Hot Illinois Supreme Court race
Expect a hard-fought battle over the vacant seat on the Illinois Supreme Court for the Fifth District, which includes fabled Madison County (Jan. 5 and links from there) as well as 36 other counties in the southern part of the state. The race pits Democratic candidate Gordon Maag, heavily backed by trial lawyers and himself formerly of the Lakin Law Firm of Wood River, against Republican Lloyd Karmeier (site), who’s garnering support from business and lawsuit-reform backers such as the Illinois Civil Justice League. (Sanford J. Schmidt, “Tort reform takes on political edge”, Alton Telegraph, Feb. 28; Kevin McDermott, “Tort reform is key issue in race”, St. Louis Post-Dispatch, Feb. 2). Both men currently serve as judges; the Illinois State Bar Association deems Karmeier “highly qualified” and Maag “qualified” for the high court post. (Jeff Smyth, “State Bar Releases Supreme Court Candidate Evaluations”, The Southern Illinoisan, Jan. 29).

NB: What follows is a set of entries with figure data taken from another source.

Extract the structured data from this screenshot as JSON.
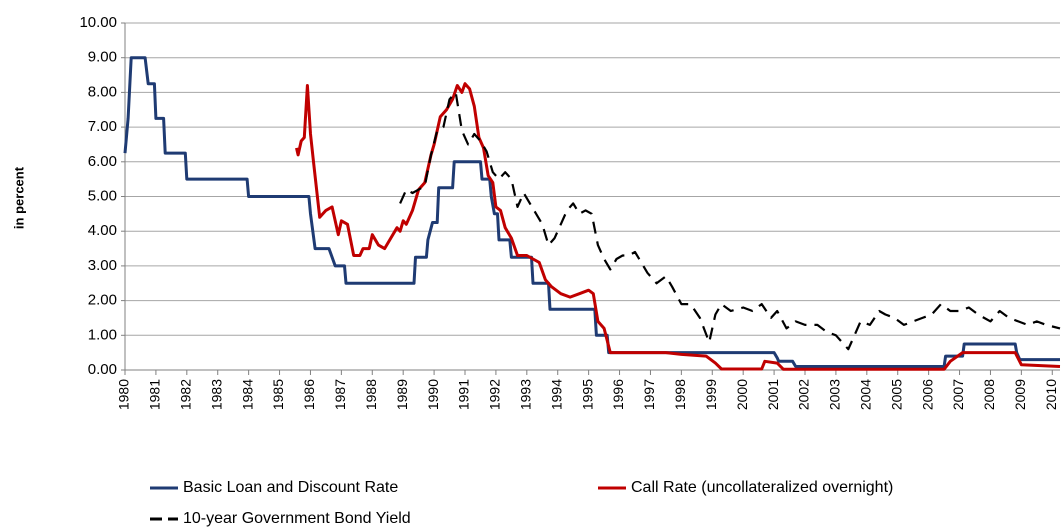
{
  "chart_data": {
    "type": "line",
    "y_label": "in percent",
    "xlim": [
      1980,
      2010.25
    ],
    "xticks": [
      1980,
      1981,
      1982,
      1983,
      1984,
      1985,
      1986,
      1987,
      1988,
      1989,
      1990,
      1991,
      1992,
      1993,
      1994,
      1995,
      1996,
      1997,
      1998,
      1999,
      2000,
      2001,
      2002,
      2003,
      2004,
      2005,
      2006,
      2007,
      2008,
      2009,
      2010
    ],
    "ylim": [
      0,
      10
    ],
    "yticks": [
      {
        "value": 0,
        "label": "0.00"
      },
      {
        "value": 1,
        "label": "1.00"
      },
      {
        "value": 2,
        "label": "2.00"
      },
      {
        "value": 3,
        "label": "3.00"
      },
      {
        "value": 4,
        "label": "4.00"
      },
      {
        "value": 5,
        "label": "5.00"
      },
      {
        "value": 6,
        "label": "6.00"
      },
      {
        "value": 7,
        "label": "7.00"
      },
      {
        "value": 8,
        "label": "8.00"
      },
      {
        "value": 9,
        "label": "9.00"
      },
      {
        "value": 10,
        "label": "10.00"
      }
    ],
    "grid": true,
    "legend": "bottom",
    "series": [
      {
        "name": "Basic Loan and Discount Rate",
        "color": "#1f3b73",
        "linestyle": "solid",
        "x": [
          1980.0,
          1980.1,
          1980.2,
          1980.65,
          1980.75,
          1980.95,
          1981.0,
          1981.25,
          1981.3,
          1981.95,
          1982.0,
          1983.95,
          1984.0,
          1985.95,
          1986.0,
          1986.15,
          1986.6,
          1986.8,
          1987.1,
          1987.15,
          1989.35,
          1989.4,
          1989.75,
          1989.8,
          1989.95,
          1990.1,
          1990.15,
          1990.6,
          1990.65,
          1991.5,
          1991.55,
          1991.8,
          1991.85,
          1991.95,
          1992.05,
          1992.1,
          1992.45,
          1992.5,
          1993.15,
          1993.2,
          1993.7,
          1993.75,
          1995.2,
          1995.25,
          1995.6,
          1995.65,
          2001.0,
          2001.1,
          2001.15,
          2001.6,
          2001.7,
          2006.5,
          2006.55,
          2007.1,
          2007.15,
          2008.8,
          2008.85,
          2008.95,
          2010.25
        ],
        "values": [
          6.25,
          7.25,
          9.0,
          9.0,
          8.25,
          8.25,
          7.25,
          7.25,
          6.25,
          6.25,
          5.5,
          5.5,
          5.0,
          5.0,
          4.5,
          3.5,
          3.5,
          3.0,
          3.0,
          2.5,
          2.5,
          3.25,
          3.25,
          3.75,
          4.25,
          4.25,
          5.25,
          5.25,
          6.0,
          6.0,
          5.5,
          5.5,
          5.0,
          4.5,
          4.5,
          3.75,
          3.75,
          3.25,
          3.25,
          2.5,
          2.5,
          1.75,
          1.75,
          1.0,
          1.0,
          0.5,
          0.5,
          0.35,
          0.25,
          0.25,
          0.1,
          0.1,
          0.4,
          0.4,
          0.75,
          0.75,
          0.5,
          0.3,
          0.3
        ]
      },
      {
        "name": "Call Rate (uncollateralized overnight)",
        "color": "#c00000",
        "linestyle": "solid",
        "x": [
          1985.55,
          1985.6,
          1985.7,
          1985.8,
          1985.9,
          1986.0,
          1986.1,
          1986.3,
          1986.5,
          1986.7,
          1986.9,
          1987.0,
          1987.2,
          1987.4,
          1987.6,
          1987.7,
          1987.9,
          1988.0,
          1988.2,
          1988.4,
          1988.6,
          1988.8,
          1988.9,
          1989.0,
          1989.1,
          1989.3,
          1989.5,
          1989.7,
          1989.9,
          1990.0,
          1990.2,
          1990.4,
          1990.6,
          1990.75,
          1990.9,
          1991.0,
          1991.15,
          1991.3,
          1991.45,
          1991.6,
          1991.75,
          1991.9,
          1992.0,
          1992.15,
          1992.3,
          1992.5,
          1992.7,
          1993.0,
          1993.2,
          1993.4,
          1993.6,
          1993.8,
          1994.1,
          1994.4,
          1994.7,
          1995.0,
          1995.15,
          1995.3,
          1995.5,
          1995.7,
          1996.5,
          1997.0,
          1997.5,
          1998.0,
          1998.8,
          1999.1,
          1999.3,
          2000.6,
          2000.7,
          2001.1,
          2001.3,
          2006.5,
          2006.7,
          2007.1,
          2008.0,
          2008.8,
          2009.0,
          2010.25
        ],
        "values": [
          6.4,
          6.2,
          6.6,
          6.7,
          8.2,
          6.8,
          6.0,
          4.4,
          4.6,
          4.7,
          3.9,
          4.3,
          4.2,
          3.3,
          3.3,
          3.5,
          3.5,
          3.9,
          3.6,
          3.5,
          3.8,
          4.1,
          4.0,
          4.3,
          4.2,
          4.6,
          5.2,
          5.4,
          6.2,
          6.5,
          7.3,
          7.5,
          7.8,
          8.2,
          8.0,
          8.25,
          8.1,
          7.6,
          6.7,
          6.4,
          5.6,
          5.4,
          4.7,
          4.6,
          4.1,
          3.8,
          3.3,
          3.3,
          3.2,
          3.1,
          2.6,
          2.4,
          2.2,
          2.1,
          2.2,
          2.3,
          2.2,
          1.4,
          1.2,
          0.5,
          0.5,
          0.5,
          0.5,
          0.45,
          0.4,
          0.2,
          0.03,
          0.03,
          0.25,
          0.2,
          0.02,
          0.02,
          0.25,
          0.5,
          0.5,
          0.5,
          0.15,
          0.1
        ]
      },
      {
        "name": "10-year Government Bond Yield",
        "color": "#000000",
        "linestyle": "dashed",
        "x": [
          1988.9,
          1989.1,
          1989.3,
          1989.5,
          1989.7,
          1989.9,
          1990.1,
          1990.3,
          1990.5,
          1990.7,
          1990.9,
          1991.1,
          1991.3,
          1991.5,
          1991.7,
          1991.9,
          1992.1,
          1992.3,
          1992.5,
          1992.7,
          1992.9,
          1993.1,
          1993.3,
          1993.5,
          1993.7,
          1993.9,
          1994.1,
          1994.3,
          1994.5,
          1994.7,
          1994.9,
          1995.1,
          1995.3,
          1995.5,
          1995.7,
          1995.9,
          1996.1,
          1996.3,
          1996.5,
          1996.7,
          1996.9,
          1997.2,
          1997.5,
          1997.7,
          1998.0,
          1998.3,
          1998.6,
          1998.9,
          1999.1,
          1999.3,
          1999.6,
          2000.0,
          2000.3,
          2000.6,
          2000.9,
          2001.1,
          2001.4,
          2001.7,
          2002.0,
          2002.4,
          2002.7,
          2003.0,
          2003.4,
          2003.6,
          2003.8,
          2004.1,
          2004.4,
          2004.6,
          2004.9,
          2005.2,
          2005.5,
          2005.8,
          2006.1,
          2006.4,
          2006.7,
          2007.0,
          2007.3,
          2007.6,
          2008.0,
          2008.3,
          2008.6,
          2008.9,
          2009.2,
          2009.5,
          2009.8,
          2010.25
        ],
        "values": [
          4.8,
          5.2,
          5.1,
          5.2,
          5.3,
          6.2,
          6.9,
          7.0,
          7.8,
          8.0,
          6.9,
          6.5,
          6.8,
          6.6,
          6.3,
          5.7,
          5.5,
          5.7,
          5.5,
          4.7,
          5.1,
          4.8,
          4.5,
          4.2,
          3.6,
          3.8,
          4.2,
          4.6,
          4.8,
          4.5,
          4.6,
          4.5,
          3.6,
          3.2,
          2.9,
          3.2,
          3.3,
          3.3,
          3.4,
          3.1,
          2.8,
          2.5,
          2.7,
          2.4,
          1.9,
          1.9,
          1.5,
          0.8,
          1.6,
          1.9,
          1.7,
          1.8,
          1.7,
          1.9,
          1.5,
          1.7,
          1.2,
          1.4,
          1.3,
          1.3,
          1.1,
          1.0,
          0.6,
          1.0,
          1.4,
          1.3,
          1.7,
          1.6,
          1.5,
          1.3,
          1.4,
          1.5,
          1.6,
          1.9,
          1.7,
          1.7,
          1.8,
          1.6,
          1.4,
          1.7,
          1.5,
          1.4,
          1.3,
          1.4,
          1.3,
          1.2
        ]
      }
    ]
  }
}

One reason the race will be closely watched: under Illinois’s unusual system of judicial selection, the supreme court justice for the district appoints judges to vacancies on the lower courts within the 37 counties. Karmeier starts as an underdog: “No Republican has won the 5th District seat since 1969. Since then, every occupant has been a resident of Madison County. Karmeier lives in Washington County.” (Michael J. Berens, “Business running in judicial contest”, Chicago Tribune, Mar. 8). In the 1997 case of Best v. Taylor Machine Works, the Illinois Supreme Court struck down what had been one of the most wide-ranging liability reform measures enacted by a state legislature. (Richard E. Anderson, “When Judges Run Amok”, at Doctor’s Company site).
Appeals court throws out keys-in-reach negligence verdict
“The Kentucky Court of Appeals yesterday ordered the dismissal of claims against a woman who had been found negligent for leaving her car keys within reach of an allegedly drunken friend who crashed her car.” After a night of drinking, Tina Cox had retired to bed while a friend stayed up. He then took her car keys from her purse and went for a drive, where he struck a pickup driven by Joseph Waits. Waits sued Cox (whether he sued the driver as well is not clear) and a judge ruled her 40 percent responsible for the resulting verdict, which consisted of roughly $220,000 in compensatory damages and $50,000 in punitive damages. According to the judge, Cox, knowing that her friend had previous DUI convictions, was negligent to have left her purse with the keys on a coffee table where he could get at it. The appeals court disagreed, noting Cox’s testimony that her friend had never previously driven her car without her permission. (Bruce Schreiner, “Court orders claims to be dropped in Shelby suit”, AP/Louisville Courier-Journal, Mar. 6).